On Github, I found a python based application called 'Outsider' (A play on Blackstar's old software for accessing the ID:Core range, which was called 'Insider').
Outsider was created by somebody with one of the first gen ID:Core amps. My BEAM is a 2nd gen ID:Core.
So I had to hack Outsider a little to get it to recognise my BEAM. But the only settings I could access on my amp were the settings that the original developer had discovered/reverse engineered on his V1 ID:Core amp.
The v2 has some additional settings that are unavailable to me. And I don't have the time, the inclination, or the equipment to try to reverse engineer and deduce the rest of the settings that are available on my amp.
So again, even with Outsider - I only have partial support for my amp.

But partial support is better than no support at all!
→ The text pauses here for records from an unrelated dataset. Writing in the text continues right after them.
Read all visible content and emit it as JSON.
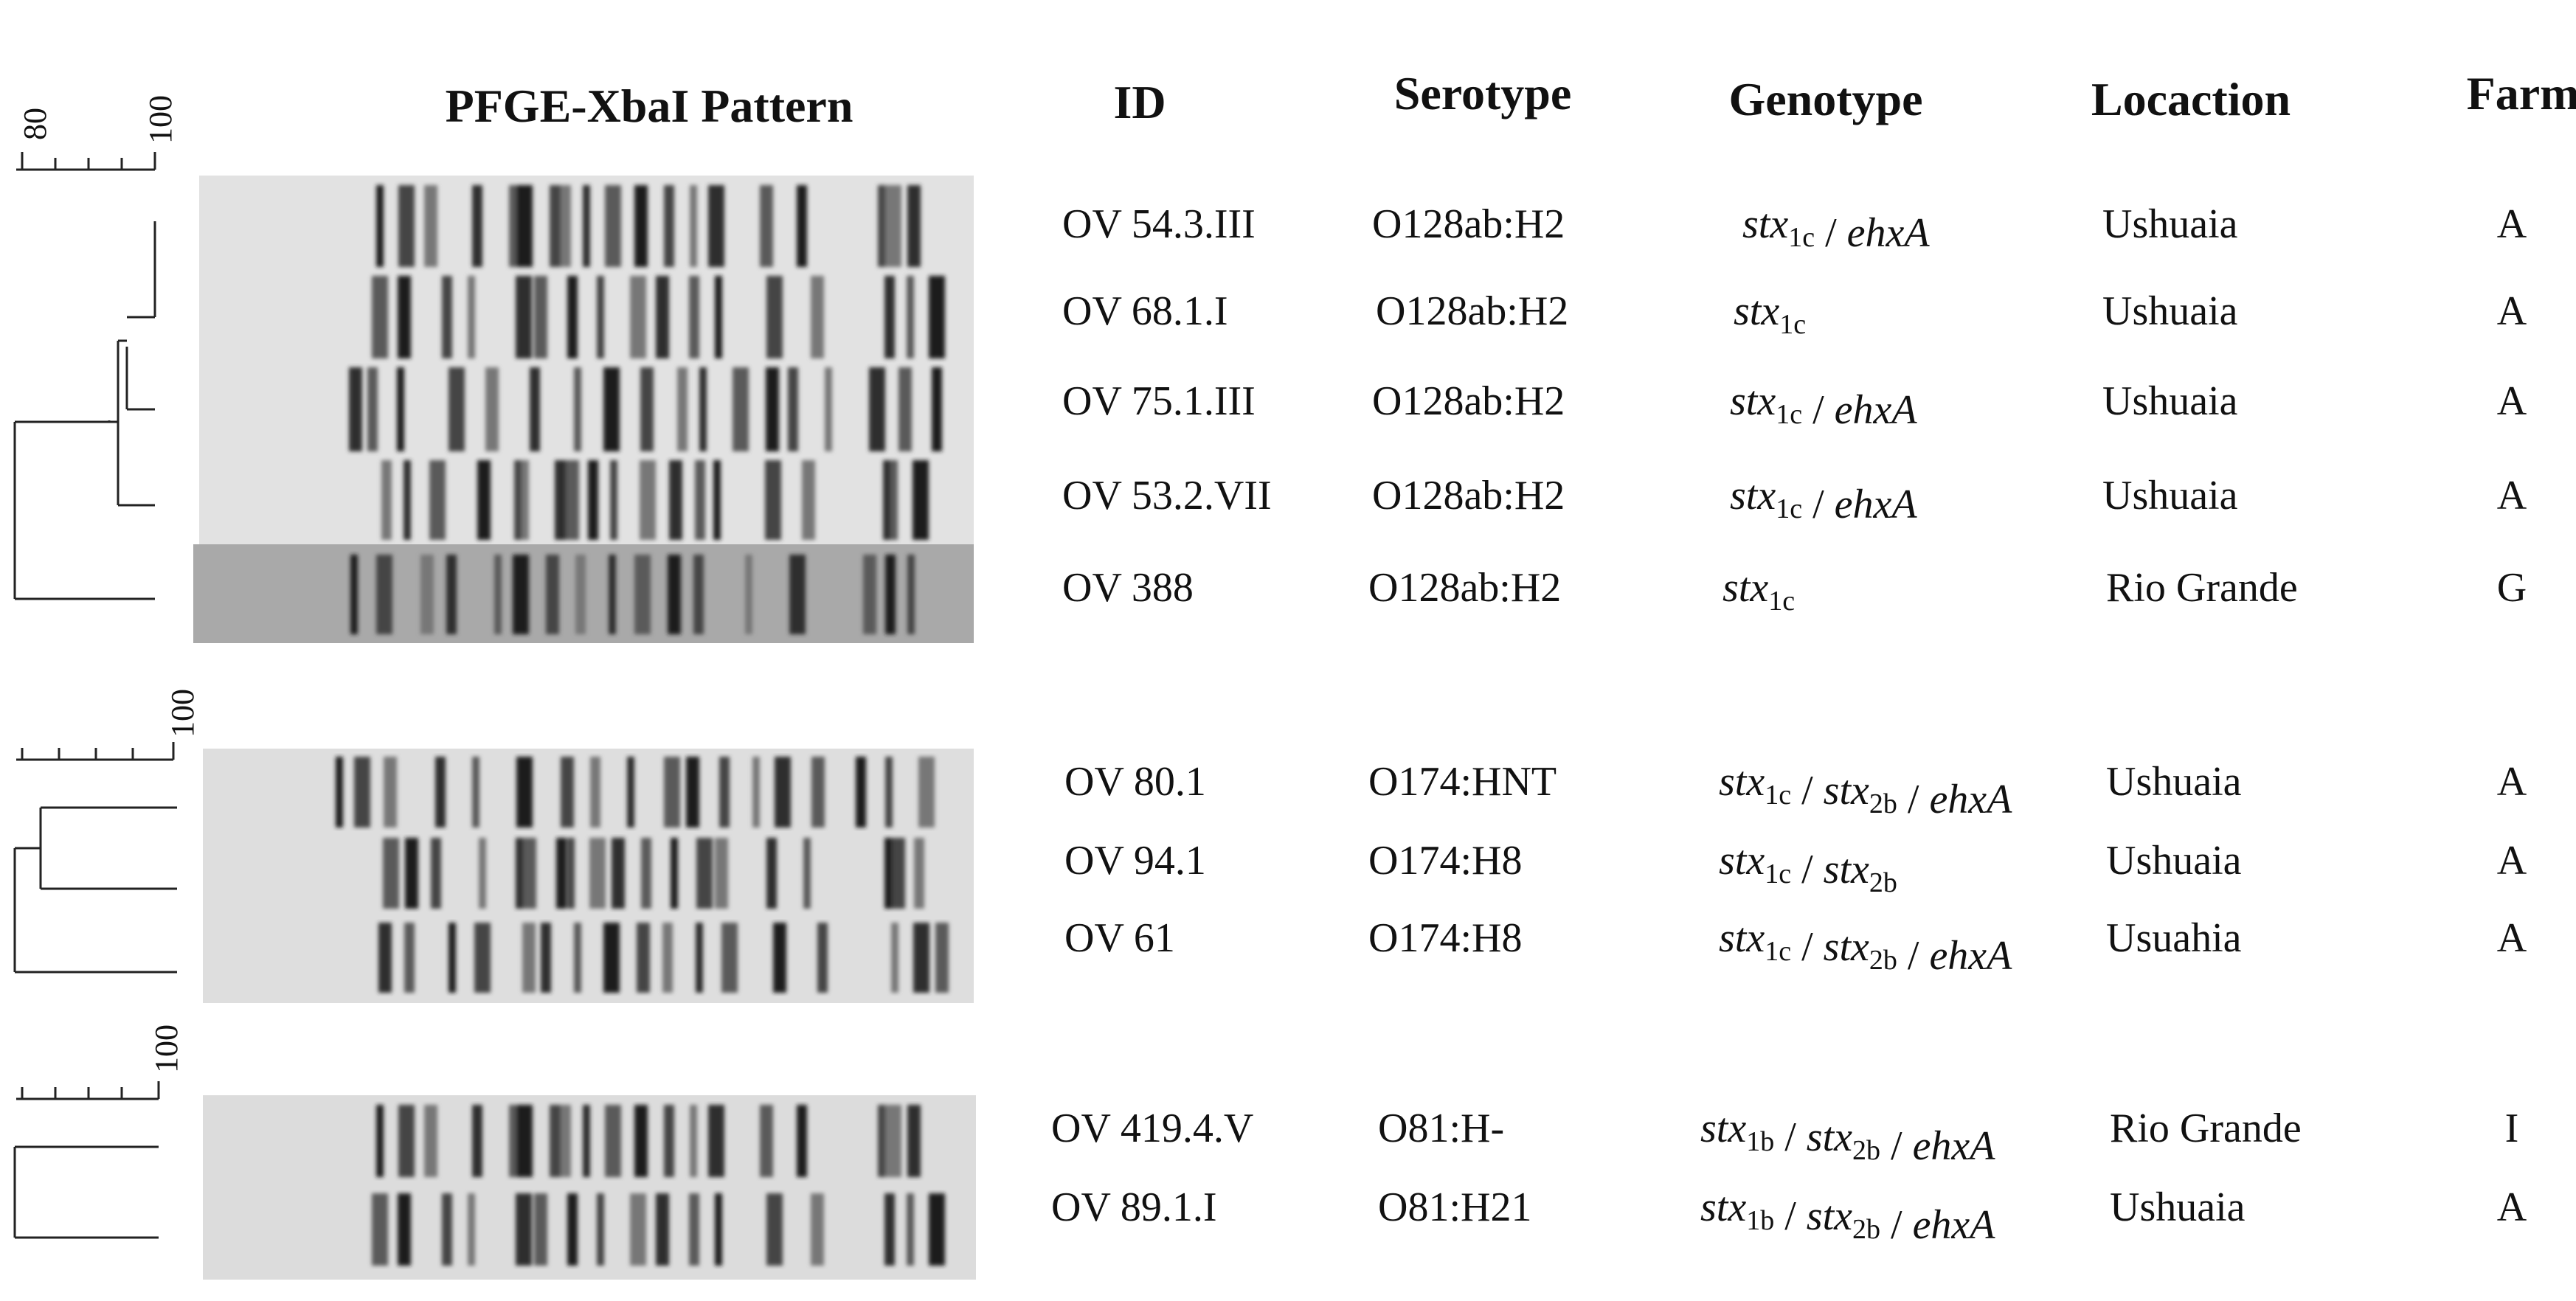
{
  "headers": {
    "pattern": "PFGE-XbaI Pattern",
    "id": "ID",
    "serotype": "Serotype",
    "genotype": "Genotype",
    "location": "Locaction",
    "farm": "Farm"
  },
  "scales": [
    {
      "labels": [
        "80",
        "100"
      ]
    },
    {
      "labels": [
        "100"
      ]
    },
    {
      "labels": [
        "100"
      ]
    }
  ],
  "rows": [
    {
      "id": "OV 54.3.III",
      "serotype": "O128ab:H2",
      "genotype": [
        [
          "i",
          "stx"
        ],
        [
          "s",
          "1c"
        ],
        [
          "t",
          " / "
        ],
        [
          "i",
          "ehxA"
        ]
      ],
      "location": "Ushuaia",
      "farm": "A"
    },
    {
      "id": "OV 68.1.I",
      "serotype": "O128ab:H2",
      "genotype": [
        [
          "i",
          "stx"
        ],
        [
          "s",
          "1c"
        ]
      ],
      "location": "Ushuaia",
      "farm": "A"
    },
    {
      "id": "OV 75.1.III",
      "serotype": "O128ab:H2",
      "genotype": [
        [
          "i",
          "stx"
        ],
        [
          "s",
          "1c"
        ],
        [
          "t",
          " / "
        ],
        [
          "i",
          "ehxA"
        ]
      ],
      "location": "Ushuaia",
      "farm": "A"
    },
    {
      "id": "OV 53.2.VII",
      "serotype": "O128ab:H2",
      "genotype": [
        [
          "i",
          "stx"
        ],
        [
          "s",
          "1c"
        ],
        [
          "t",
          " / "
        ],
        [
          "i",
          "ehxA"
        ]
      ],
      "location": "Ushuaia",
      "farm": "A"
    },
    {
      "id": "OV 388",
      "serotype": "O128ab:H2",
      "genotype": [
        [
          "i",
          "stx"
        ],
        [
          "s",
          "1c"
        ]
      ],
      "location": "Rio Grande",
      "farm": "G"
    },
    {
      "id": "OV 80.1",
      "serotype": "O174:HNT",
      "genotype": [
        [
          "i",
          "stx"
        ],
        [
          "s",
          "1c"
        ],
        [
          "t",
          " / "
        ],
        [
          "i",
          "stx"
        ],
        [
          "s",
          "2b"
        ],
        [
          "t",
          " / "
        ],
        [
          "i",
          "ehxA"
        ]
      ],
      "location": "Ushuaia",
      "farm": "A"
    },
    {
      "id": "OV 94.1",
      "serotype": "O174:H8",
      "genotype": [
        [
          "i",
          "stx"
        ],
        [
          "s",
          "1c"
        ],
        [
          "t",
          " / "
        ],
        [
          "i",
          "stx"
        ],
        [
          "s",
          "2b"
        ]
      ],
      "location": "Ushuaia",
      "farm": "A"
    },
    {
      "id": "OV 61",
      "serotype": "O174:H8",
      "genotype": [
        [
          "i",
          "stx"
        ],
        [
          "s",
          "1c"
        ],
        [
          "t",
          " / "
        ],
        [
          "i",
          "stx"
        ],
        [
          "s",
          "2b"
        ],
        [
          "t",
          " / "
        ],
        [
          "i",
          "ehxA"
        ]
      ],
      "location": "Usuahia",
      "farm": "A"
    },
    {
      "id": "OV 419.4.V",
      "serotype": "O81:H-",
      "genotype": [
        [
          "i",
          "stx"
        ],
        [
          "s",
          "1b"
        ],
        [
          "t",
          " / "
        ],
        [
          "i",
          "stx"
        ],
        [
          "s",
          "2b"
        ],
        [
          "t",
          " / "
        ],
        [
          "i",
          "ehxA"
        ]
      ],
      "location": "Rio Grande",
      "farm": "I"
    },
    {
      "id": "OV 89.1.I",
      "serotype": "O81:H21",
      "genotype": [
        [
          "i",
          "stx"
        ],
        [
          "s",
          "1b"
        ],
        [
          "t",
          " / "
        ],
        [
          "i",
          "stx"
        ],
        [
          "s",
          "2b"
        ],
        [
          "t",
          " / "
        ],
        [
          "i",
          "ehxA"
        ]
      ],
      "location": "Ushuaia",
      "farm": "A"
    }
  ]
}
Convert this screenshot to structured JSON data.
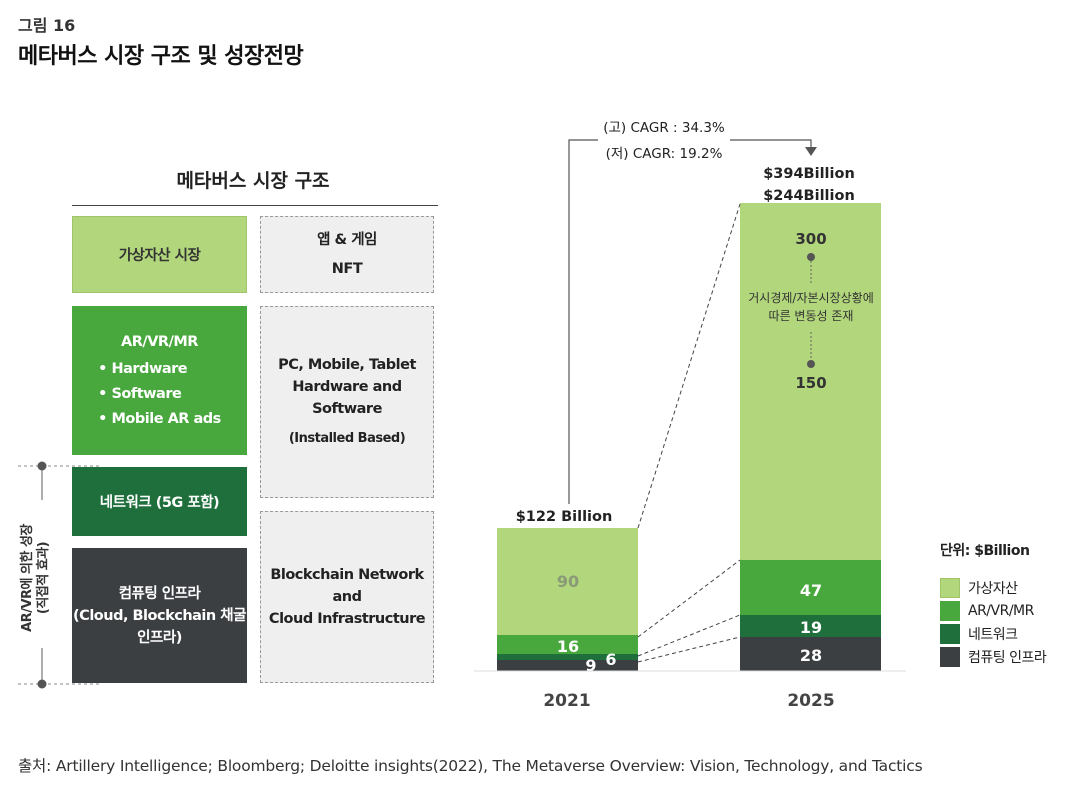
{
  "figure": {
    "label": "그림 16",
    "title": "메타버스 시장 구조 및 성장전망",
    "source": "출처: Artillery Intelligence; Bloomberg; Deloitte insights(2022), The Metaverse Overview: Vision, Technology, and Tactics"
  },
  "structure": {
    "title": "메타버스 시장 구조",
    "left_boxes": {
      "virtual_asset": "가상자산 시장",
      "arvrmr_title": "AR/VR/MR",
      "arvrmr_items": [
        "• Hardware",
        "• Software",
        "• Mobile AR ads"
      ],
      "network": "네트워크 (5G 포함)",
      "computing": [
        "컴퓨팅 인프라",
        "(Cloud, Blockchain 채굴",
        "인프라)"
      ]
    },
    "right_boxes": {
      "apps": [
        "앱 & 게임",
        "NFT"
      ],
      "devices": [
        "PC, Mobile, Tablet",
        "Hardware and Software"
      ],
      "devices_note": "(Installed Based)",
      "blockchain": [
        "Blockchain Network and",
        "Cloud Infrastructure"
      ]
    },
    "side_label": [
      "AR/VR에 의한 성장",
      "(직접적 효과)"
    ]
  },
  "colors": {
    "virtual_asset": "#b1d67b",
    "arvrmr": "#48a83d",
    "network": "#1f6f3c",
    "computing": "#3b3f42",
    "dashed_bg": "#efefef"
  },
  "chart_data": {
    "type": "bar",
    "stacked": true,
    "categories": [
      "2021",
      "2025"
    ],
    "series": [
      {
        "name": "컴퓨팅 인프라",
        "values": [
          9,
          28
        ],
        "color": "#3b3f42"
      },
      {
        "name": "네트워크",
        "values": [
          6,
          19
        ],
        "color": "#1f6f3c"
      },
      {
        "name": "AR/VR/MR",
        "values": [
          16,
          47
        ],
        "color": "#48a83d"
      },
      {
        "name": "가상자산",
        "values": [
          90,
          150
        ],
        "color": "#b1d67b"
      }
    ],
    "totals": [
      "$122 Billion",
      "$394Billion",
      "$244Billion"
    ],
    "virtual_asset_range_2025": {
      "high": 300,
      "low": 150,
      "note": [
        "거시경제/자본시장상황에",
        "따른 변동성 존재"
      ]
    },
    "cagr": [
      "(고) CAGR : 34.3%",
      "(저) CAGR: 19.2%"
    ],
    "unit": "단위: $Billion",
    "legend_title": "단위: $Billion",
    "legend": [
      "가상자산",
      "AR/VR/MR",
      "네트워크",
      "컴퓨팅 인프라"
    ]
  }
}
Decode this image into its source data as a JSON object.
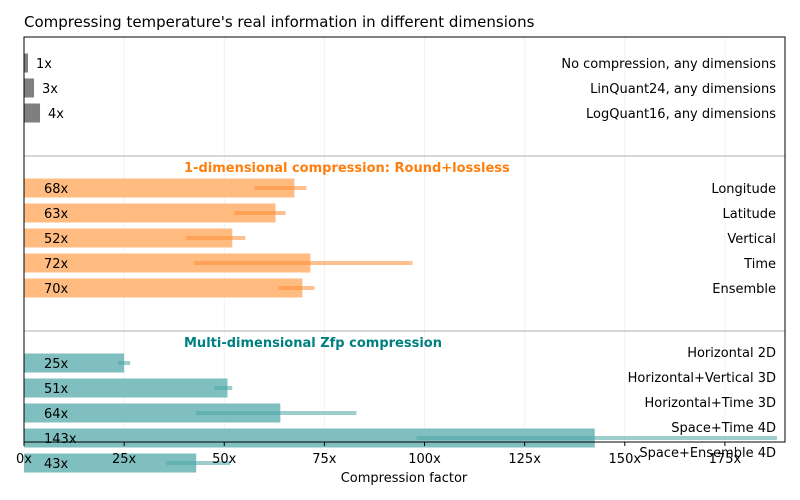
{
  "chart_data": {
    "type": "bar",
    "orientation": "horizontal",
    "title": "Compressing temperature's real information in different dimensions",
    "xlabel": "Compression factor",
    "ylabel": "",
    "xlim": [
      0,
      190
    ],
    "xticks": [
      {
        "value": 0,
        "label": "0x"
      },
      {
        "value": 25,
        "label": "25x"
      },
      {
        "value": 50,
        "label": "50x"
      },
      {
        "value": 75,
        "label": "75x"
      },
      {
        "value": 100,
        "label": "100x"
      },
      {
        "value": 125,
        "label": "125x"
      },
      {
        "value": 150,
        "label": "150x"
      },
      {
        "value": 175,
        "label": "175x"
      }
    ],
    "grid": "vertical-faint",
    "groups": [
      {
        "title": "",
        "title_color": "",
        "bar_color": "#7f7f7f",
        "bars": [
          {
            "label": "No compression, any dimensions",
            "value": 1,
            "value_label": "1x"
          },
          {
            "label": "LinQuant24, any dimensions",
            "value": 2.5,
            "value_label": "3x"
          },
          {
            "label": "LogQuant16, any dimensions",
            "value": 4,
            "value_label": "4x"
          }
        ]
      },
      {
        "title": "1-dimensional compression: Round+lossless",
        "title_color": "#ff7f0e",
        "bar_color": "#ffbb80",
        "range_color": "#ff8c33",
        "bars": [
          {
            "label": "Longitude",
            "value": 67.5,
            "value_label": "68x",
            "range": [
              57.5,
              70.5
            ]
          },
          {
            "label": "Latitude",
            "value": 62.8,
            "value_label": "63x",
            "range": [
              52.5,
              65.3
            ]
          },
          {
            "label": "Vertical",
            "value": 52,
            "value_label": "52x",
            "range": [
              40.5,
              55.3
            ]
          },
          {
            "label": "Time",
            "value": 71.5,
            "value_label": "72x",
            "range": [
              42.5,
              97
            ]
          },
          {
            "label": "Ensemble",
            "value": 69.5,
            "value_label": "70x",
            "range": [
              63.5,
              72.5
            ]
          }
        ]
      },
      {
        "title": "Multi-dimensional Zfp compression",
        "title_color": "#008080",
        "bar_color": "#7fbfbf",
        "range_color": "#4da6a6",
        "bars": [
          {
            "label": "Horizontal 2D",
            "value": 25,
            "value_label": "25x",
            "range": [
              23.5,
              26.5
            ]
          },
          {
            "label": "Horizontal+Vertical 3D",
            "value": 50.8,
            "value_label": "51x",
            "range": [
              47.5,
              52
            ]
          },
          {
            "label": "Horizontal+Time 3D",
            "value": 64,
            "value_label": "64x",
            "range": [
              43,
              83
            ]
          },
          {
            "label": "Space+Time 4D",
            "value": 142.5,
            "value_label": "143x",
            "range": [
              98,
              188
            ]
          },
          {
            "label": "Space+Ensemble 4D",
            "value": 43,
            "value_label": "43x",
            "range": [
              35.5,
              51.5
            ]
          }
        ]
      }
    ]
  }
}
Anyway, my point is - even if an audio device does require drivers for Windows/Mac - as long as the hardware manufacturer has used open, common standards, like the USB audio standard - then the generic drivers for Linux (built into the kernel) should allow the use of the basic/essential functions of the hardware. You just might not be able to use some of the more advanced features of the hardware.
Many thanks, Jas. Boy, I am sure learning a lot about all this. Cheers
 
Many thanks, Jas. Boy, I am sure learning a lot about all this. Cheers
Heh. That's what we do here - if we can. We not only try to help, we like to educate as well.......it's all to the good in the long run.